Su kenarında duran ve elindeki taşı gölde sektiren güleç bir insan gibi sevecenleşeceksiniz. Taşın gölde her sekmesinde yüzünüzdeki sevinç ve güleçlik biraz daha artacak.
Hayatın boş ve anlamsız olmadığını bizlere bahşedilen zaman dilimlerini içerisine inci mercan doldurulan bir define sandığına benzetecek ve kıymetini bilerek o değer ölçüsünce yaşayacaksınız.
Özgürlüğü kuşlara eş tutacak, kendinizi bir kuşun kanatlarında süzülürken bulacaksınız.
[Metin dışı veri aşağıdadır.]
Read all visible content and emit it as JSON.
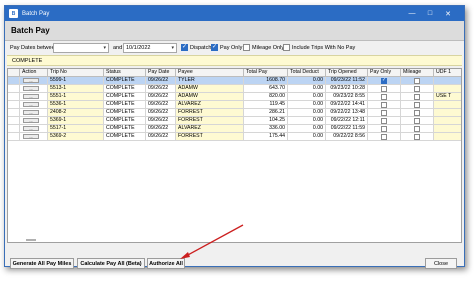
{
  "window": {
    "title": "Batch Pay",
    "icon_text": "B"
  },
  "header": {
    "title": "Batch Pay"
  },
  "filters": {
    "date_label": "Pay Dates between",
    "date_from": "",
    "and_label": "and",
    "date_to": "10/1/2022",
    "dispatch_label": "Dispatch",
    "dispatch_checked": true,
    "pay_only_label": "Pay Only",
    "pay_only_checked": true,
    "mileage_only_label": "Mileage Only",
    "mileage_only_checked": false,
    "include_trips_label": "Include Trips With No Pay",
    "include_trips_checked": false
  },
  "status_strip": {
    "text": "COMPLETE"
  },
  "grid": {
    "columns": [
      "Action",
      "Trip No",
      "Status",
      "Pay Date",
      "Payee",
      "Total Pay",
      "Total Deduct",
      "Trip Opened",
      "Pay Only",
      "Mileage",
      "UDF 1"
    ],
    "action_label": "...",
    "rows": [
      {
        "trip_no": "5599-1",
        "status": "COMPLETE",
        "pay_date": "09/26/22",
        "payee": "TYLER",
        "total_pay": "1608.70",
        "total_deduct": "0.00",
        "trip_opened": "09/23/22 11:52",
        "pay_only": true,
        "mileage": false,
        "udf1": "",
        "selected": true
      },
      {
        "trip_no": "5513-1",
        "status": "COMPLETE",
        "pay_date": "09/26/22",
        "payee": "ADAMW",
        "total_pay": "643.70",
        "total_deduct": "0.00",
        "trip_opened": "09/23/22 10:28",
        "pay_only": false,
        "mileage": false,
        "udf1": "",
        "selected": false
      },
      {
        "trip_no": "5551-1",
        "status": "COMPLETE",
        "pay_date": "09/26/22",
        "payee": "ADAMW",
        "total_pay": "820.00",
        "total_deduct": "0.00",
        "trip_opened": "09/23/22 8:55",
        "pay_only": false,
        "mileage": false,
        "udf1": "USE T",
        "selected": false
      },
      {
        "trip_no": "5536-1",
        "status": "COMPLETE",
        "pay_date": "09/26/22",
        "payee": "ALVAREZ",
        "total_pay": "119.45",
        "total_deduct": "0.00",
        "trip_opened": "09/22/22 14:41",
        "pay_only": false,
        "mileage": false,
        "udf1": "",
        "selected": false
      },
      {
        "trip_no": "2408-2",
        "status": "COMPLETE",
        "pay_date": "09/26/22",
        "payee": "FORREST",
        "total_pay": "286.21",
        "total_deduct": "0.00",
        "trip_opened": "09/22/22 13:48",
        "pay_only": false,
        "mileage": false,
        "udf1": "",
        "selected": false
      },
      {
        "trip_no": "5369-1",
        "status": "COMPLETE",
        "pay_date": "09/26/22",
        "payee": "FORREST",
        "total_pay": "104.25",
        "total_deduct": "0.00",
        "trip_opened": "09/22/22 12:11",
        "pay_only": false,
        "mileage": false,
        "udf1": "",
        "selected": false
      },
      {
        "trip_no": "5517-1",
        "status": "COMPLETE",
        "pay_date": "09/26/22",
        "payee": "ALVAREZ",
        "total_pay": "336.00",
        "total_deduct": "0.00",
        "trip_opened": "09/22/22 11:59",
        "pay_only": false,
        "mileage": false,
        "udf1": "",
        "selected": false
      },
      {
        "trip_no": "5369-2",
        "status": "COMPLETE",
        "pay_date": "09/26/22",
        "payee": "FORREST",
        "total_pay": "175.44",
        "total_deduct": "0.00",
        "trip_opened": "09/22/22 8:56",
        "pay_only": false,
        "mileage": false,
        "udf1": "",
        "selected": false
      }
    ]
  },
  "buttons": {
    "generate": "Generate All Pay Miles",
    "calculate": "Calculate Pay All (Beta)",
    "authorize": "Authorize All",
    "close": "Close"
  },
  "colors": {
    "titlebar": "#2b6cc4",
    "highlight": "#fefad2",
    "selected_row": "#bcd4f3",
    "arrow": "#cc1f1f"
  }
}
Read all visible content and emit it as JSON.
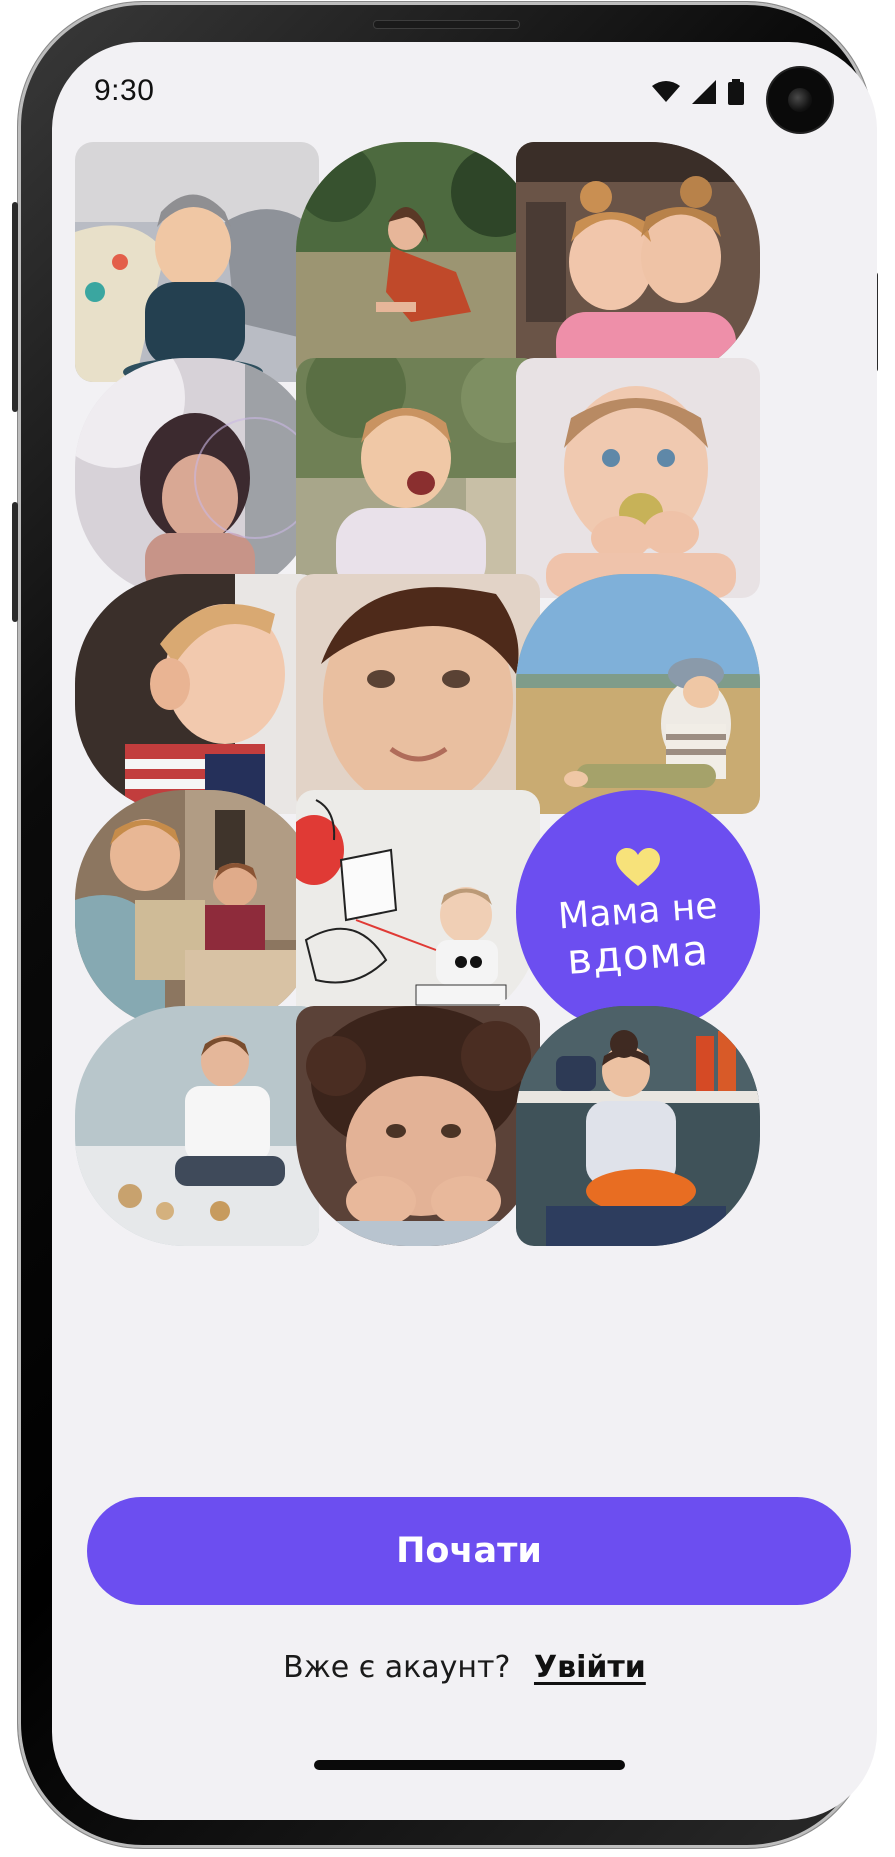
{
  "status_bar": {
    "time": "9:30",
    "icons": [
      "wifi-icon",
      "cellular-signal-icon",
      "battery-icon"
    ]
  },
  "photo_grid": {
    "tiles": [
      {
        "name": "photo-toddler-on-bed",
        "description_icon": "photo"
      },
      {
        "name": "photo-girl-in-grass",
        "description_icon": "photo"
      },
      {
        "name": "photo-two-girls-hugging",
        "description_icon": "photo"
      },
      {
        "name": "photo-girl-curly-hair",
        "description_icon": "photo"
      },
      {
        "name": "photo-baby-laughing",
        "description_icon": "photo"
      },
      {
        "name": "photo-baby-eating",
        "description_icon": "photo"
      },
      {
        "name": "photo-toddler-profile",
        "description_icon": "photo"
      },
      {
        "name": "photo-boy-smiling",
        "description_icon": "photo"
      },
      {
        "name": "photo-baby-on-beach",
        "description_icon": "photo"
      },
      {
        "name": "photo-kids-drawing",
        "description_icon": "photo"
      },
      {
        "name": "photo-baby-panda-shirt",
        "description_icon": "photo"
      },
      {
        "name": "photo-boy-playing-floor",
        "description_icon": "photo"
      },
      {
        "name": "photo-curly-toddler",
        "description_icon": "photo"
      },
      {
        "name": "photo-girl-cooking",
        "description_icon": "photo"
      }
    ]
  },
  "brand": {
    "line1": "Мама не",
    "line2": "вдома",
    "heart_color": "#f7e27a",
    "background_color": "#6c4ef0"
  },
  "primary_action": {
    "label": "Почати",
    "color": "#6c4ef0"
  },
  "account_prompt": {
    "text": "Вже є акаунт?",
    "link_label": "Увійти"
  }
}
Her şey zıddıyla bilinir ve zıddıyla bir mana ve anlam kazanır.
Sevmenin ve sevilmenin ne kadar değerli ve kıymetli bir hazine olduğunu hayatında hiç sevmemiş ve sevilmemiş bir insanı bulduğunuzda, onu dinlediğinizde anlarsınız.
Her şey birbirinin zıddıyla bir manaya ve anlama bürünür.